Netflix’s September launch of its SVOD service in France is expected to shake-up the country’s VOD sector and usher major changes in the country’s online platforms.
Until now, French broadcasters have seen VOD services as a way to build viewer loyalty and source new talent. Total VOD viewing has risen steadily, jumping 50% between 2011 and 2013, according to data from the CNC film org.
Revenues nonetheless remain muted: the total paid VOD market was worth €245 million ($309 million) in 2013 and the SVOD market $34 million in 2012. Subscribers to SVOD services of the main payTV operators — Canal Plus and OCS — are less than 10% of their pay TV subscribers.
Netflix’s entry into France will increase competition for content, as demonstrated by Netflix’s investment in its first show, “Marseille,” a “House of Cards”-style political thriller set in Southern France.
Locally, M6, France’s second-largest commercial broadcaster, has been active in Web platforms and outpaces its rival TF1 in terms of VOD viewing. M6’s 6play app won the French SMA award, and showcases short-format comedies such as “Camera Cafe,” “Kaamelott,” and “Soda” as well as Web-exclusive content via its Golden Moustache online channel.

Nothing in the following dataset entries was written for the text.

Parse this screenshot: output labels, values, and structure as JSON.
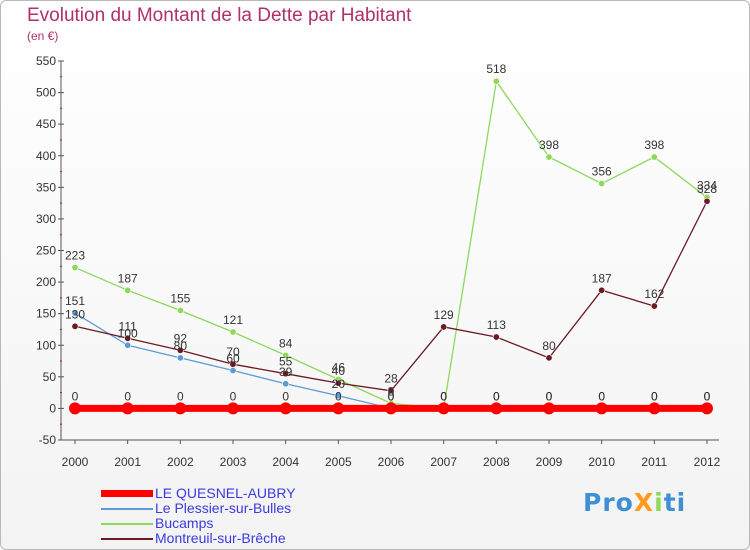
{
  "header": {
    "title": "Evolution du Montant de la Dette par Habitant",
    "unit": "(en €)"
  },
  "logo": {
    "text": "ProXiti"
  },
  "colors": {
    "title": "#b0306a",
    "legend_text": "#3a3ae0",
    "axis": "#555555",
    "grid_tick": "#c8102e"
  },
  "chart_data": {
    "type": "line",
    "title": "Evolution du Montant de la Dette par Habitant",
    "subtitle": "(en €)",
    "xlabel": "",
    "ylabel": "",
    "x": [
      "2000",
      "2001",
      "2002",
      "2003",
      "2004",
      "2005",
      "2006",
      "2007",
      "2008",
      "2009",
      "2010",
      "2011",
      "2012"
    ],
    "ylim": [
      -50,
      550
    ],
    "yticks": [
      -50,
      0,
      50,
      100,
      150,
      200,
      250,
      300,
      350,
      400,
      450,
      500,
      550
    ],
    "grid": false,
    "legend_position": "bottom-left",
    "series": [
      {
        "name": "LE QUESNEL-AUBRY",
        "color": "#ff0000",
        "values": [
          0,
          0,
          0,
          0,
          0,
          0,
          0,
          0,
          0,
          0,
          0,
          0,
          0
        ]
      },
      {
        "name": "Le Plessier-sur-Bulles",
        "color": "#5b9bd5",
        "values": [
          151,
          100,
          80,
          60,
          39,
          20,
          0,
          0,
          0,
          0,
          0,
          0,
          0
        ]
      },
      {
        "name": "Bucamps",
        "color": "#8ed85a",
        "values": [
          223,
          187,
          155,
          121,
          84,
          46,
          8,
          0,
          518,
          398,
          356,
          398,
          334
        ]
      },
      {
        "name": "Montreuil-sur-Brêche",
        "color": "#6b1a22",
        "values": [
          130,
          111,
          92,
          70,
          55,
          40,
          28,
          129,
          113,
          80,
          187,
          162,
          328
        ]
      }
    ]
  }
}
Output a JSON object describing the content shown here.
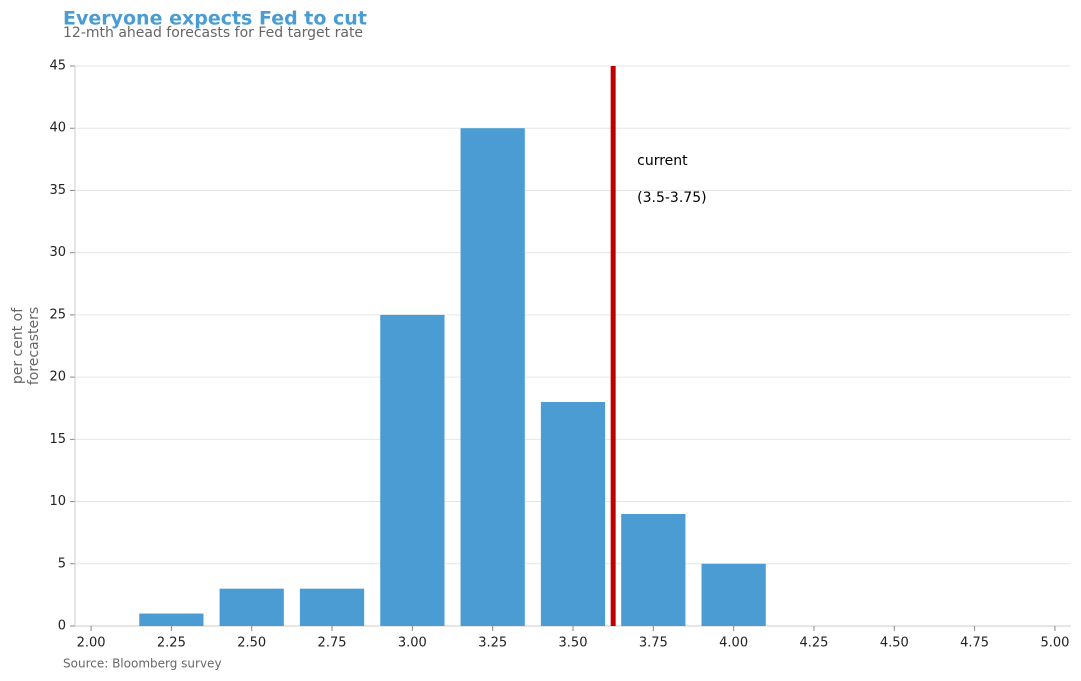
{
  "chart_data": {
    "type": "bar",
    "title": "Everyone expects Fed to cut",
    "subtitle": "12-mth ahead forecasts for Fed target rate",
    "ylabel": [
      "per cent of",
      "forecasters"
    ],
    "source": "Source: Bloomberg survey",
    "x": [
      2.25,
      2.5,
      2.75,
      3.0,
      3.25,
      3.5,
      3.75,
      4.0
    ],
    "values": [
      1,
      3,
      3,
      25,
      40,
      18,
      9,
      5
    ],
    "color": "#4a9cd3",
    "xlim": [
      1.95,
      5.05
    ],
    "xticks": [
      {
        "value": 2,
        "label": "2.00"
      },
      2.25,
      {
        "value": 2.5,
        "label": "2.50"
      },
      2.75,
      {
        "value": 3,
        "label": "3.00"
      },
      3.25,
      {
        "value": 3.5,
        "label": "3.50"
      },
      3.75,
      {
        "value": 4,
        "label": "4.00"
      },
      4.25,
      {
        "value": 4.5,
        "label": "4.50"
      },
      4.75,
      {
        "value": 5,
        "label": "5.00"
      }
    ],
    "ylim": [
      0,
      45
    ],
    "yticks": [
      0,
      5,
      10,
      15,
      20,
      25,
      30,
      35,
      40,
      45
    ],
    "grid": true,
    "reference_line": {
      "x": 3.625,
      "color": "#c00000"
    },
    "annotations": [
      "current",
      "(3.5-3.75)"
    ]
  }
}
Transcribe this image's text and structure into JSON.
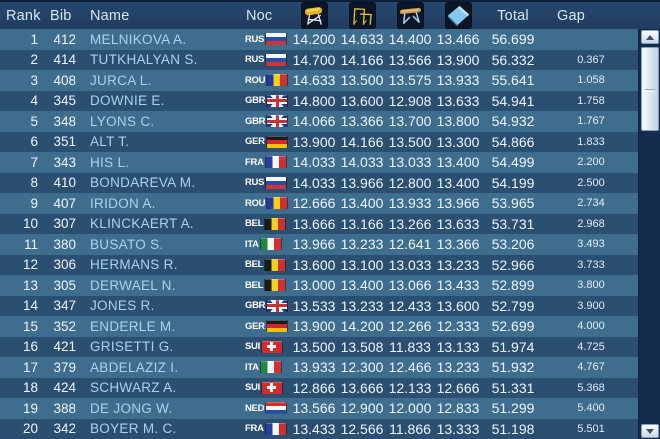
{
  "colors": {
    "header_bg": "#1f3d60",
    "row_light": "#3e6d8e",
    "row_dark": "#2b4f70",
    "name_text": "#a9d4ec",
    "number_text": "#eef6fd",
    "header_text": "#d6e7f5",
    "scroll_track": "#142c4e",
    "icon_bg": "#0a1526"
  },
  "header": {
    "rank": "Rank",
    "bib": "Bib",
    "name": "Name",
    "noc": "Noc",
    "total": "Total",
    "gap": "Gap",
    "apparatus": [
      {
        "icon": "vault-icon"
      },
      {
        "icon": "uneven-bars-icon"
      },
      {
        "icon": "balance-beam-icon"
      },
      {
        "icon": "floor-icon"
      }
    ]
  },
  "rows": [
    {
      "rank": "1",
      "bib": "412",
      "name": "MELNIKOVA A.",
      "noc": "RUS",
      "scores": [
        "14.200",
        "14.633",
        "14.400",
        "13.466"
      ],
      "total": "56.699",
      "gap": ""
    },
    {
      "rank": "2",
      "bib": "414",
      "name": "TUTKHALYAN S.",
      "noc": "RUS",
      "scores": [
        "14.700",
        "14.166",
        "13.566",
        "13.900"
      ],
      "total": "56.332",
      "gap": "0.367"
    },
    {
      "rank": "3",
      "bib": "408",
      "name": "JURCA L.",
      "noc": "ROU",
      "scores": [
        "14.633",
        "13.500",
        "13.575",
        "13.933"
      ],
      "total": "55.641",
      "gap": "1.058"
    },
    {
      "rank": "4",
      "bib": "345",
      "name": "DOWNIE E.",
      "noc": "GBR",
      "scores": [
        "14.800",
        "13.600",
        "12.908",
        "13.633"
      ],
      "total": "54.941",
      "gap": "1.758"
    },
    {
      "rank": "5",
      "bib": "348",
      "name": "LYONS C.",
      "noc": "GBR",
      "scores": [
        "14.066",
        "13.366",
        "13.700",
        "13.800"
      ],
      "total": "54.932",
      "gap": "1.767"
    },
    {
      "rank": "6",
      "bib": "351",
      "name": "ALT T.",
      "noc": "GER",
      "scores": [
        "13.900",
        "14.166",
        "13.500",
        "13.300"
      ],
      "total": "54.866",
      "gap": "1.833"
    },
    {
      "rank": "7",
      "bib": "343",
      "name": "HIS L.",
      "noc": "FRA",
      "scores": [
        "14.033",
        "14.033",
        "13.033",
        "13.400"
      ],
      "total": "54.499",
      "gap": "2.200"
    },
    {
      "rank": "8",
      "bib": "410",
      "name": "BONDAREVA M.",
      "noc": "RUS",
      "scores": [
        "14.033",
        "13.966",
        "12.800",
        "13.400"
      ],
      "total": "54.199",
      "gap": "2.500"
    },
    {
      "rank": "9",
      "bib": "407",
      "name": "IRIDON A.",
      "noc": "ROU",
      "scores": [
        "12.666",
        "13.400",
        "13.933",
        "13.966"
      ],
      "total": "53.965",
      "gap": "2.734"
    },
    {
      "rank": "10",
      "bib": "307",
      "name": "KLINCKAERT A.",
      "noc": "BEL",
      "scores": [
        "13.666",
        "13.166",
        "13.266",
        "13.633"
      ],
      "total": "53.731",
      "gap": "2.968"
    },
    {
      "rank": "11",
      "bib": "380",
      "name": "BUSATO S.",
      "noc": "ITA",
      "scores": [
        "13.966",
        "13.233",
        "12.641",
        "13.366"
      ],
      "total": "53.206",
      "gap": "3.493"
    },
    {
      "rank": "12",
      "bib": "306",
      "name": "HERMANS R.",
      "noc": "BEL",
      "scores": [
        "13.600",
        "13.100",
        "13.033",
        "13.233"
      ],
      "total": "52.966",
      "gap": "3.733"
    },
    {
      "rank": "13",
      "bib": "305",
      "name": "DERWAEL N.",
      "noc": "BEL",
      "scores": [
        "13.000",
        "13.400",
        "13.066",
        "13.433"
      ],
      "total": "52.899",
      "gap": "3.800"
    },
    {
      "rank": "14",
      "bib": "347",
      "name": "JONES R.",
      "noc": "GBR",
      "scores": [
        "13.533",
        "13.233",
        "12.433",
        "13.600"
      ],
      "total": "52.799",
      "gap": "3.900"
    },
    {
      "rank": "15",
      "bib": "352",
      "name": "ENDERLE M.",
      "noc": "GER",
      "scores": [
        "13.900",
        "14.200",
        "12.266",
        "12.333"
      ],
      "total": "52.699",
      "gap": "4.000"
    },
    {
      "rank": "16",
      "bib": "421",
      "name": "GRISETTI G.",
      "noc": "SUI",
      "scores": [
        "13.500",
        "13.508",
        "11.833",
        "13.133"
      ],
      "total": "51.974",
      "gap": "4.725"
    },
    {
      "rank": "17",
      "bib": "379",
      "name": "ABDELAZIZ I.",
      "noc": "ITA",
      "scores": [
        "13.933",
        "12.300",
        "12.466",
        "13.233"
      ],
      "total": "51.932",
      "gap": "4.767"
    },
    {
      "rank": "18",
      "bib": "424",
      "name": "SCHWARZ A.",
      "noc": "SUI",
      "scores": [
        "12.866",
        "13.666",
        "12.133",
        "12.666"
      ],
      "total": "51.331",
      "gap": "5.368"
    },
    {
      "rank": "19",
      "bib": "388",
      "name": "DE JONG W.",
      "noc": "NED",
      "scores": [
        "13.566",
        "12.900",
        "12.000",
        "12.833"
      ],
      "total": "51.299",
      "gap": "5.400"
    },
    {
      "rank": "20",
      "bib": "342",
      "name": "BOYER M. C.",
      "noc": "FRA",
      "scores": [
        "13.433",
        "12.566",
        "11.866",
        "13.333"
      ],
      "total": "51.198",
      "gap": "5.501"
    }
  ]
}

Canal Plus has also been highly active and in March acquired Studio Bagel, YouTube’s network of French comedy channels, with almost 6 million subscribers. And France Televisions has used Web series to test new concepts. It launched “Les Operateurs” on Daily Motion and then broadcast it via France 4.
“Web platforms have primarily served to find new talent,” says Mathieu Bejot, executive director of TV France Intl. “People used to make a short before making a feature, now the Web is the main launchpad.”
As Netflix continues to shake up France’s VOD market, the commercial appeal of exclusive online content will likely increase — perhaps leading to better monetizing of the country’s collective creative efforts.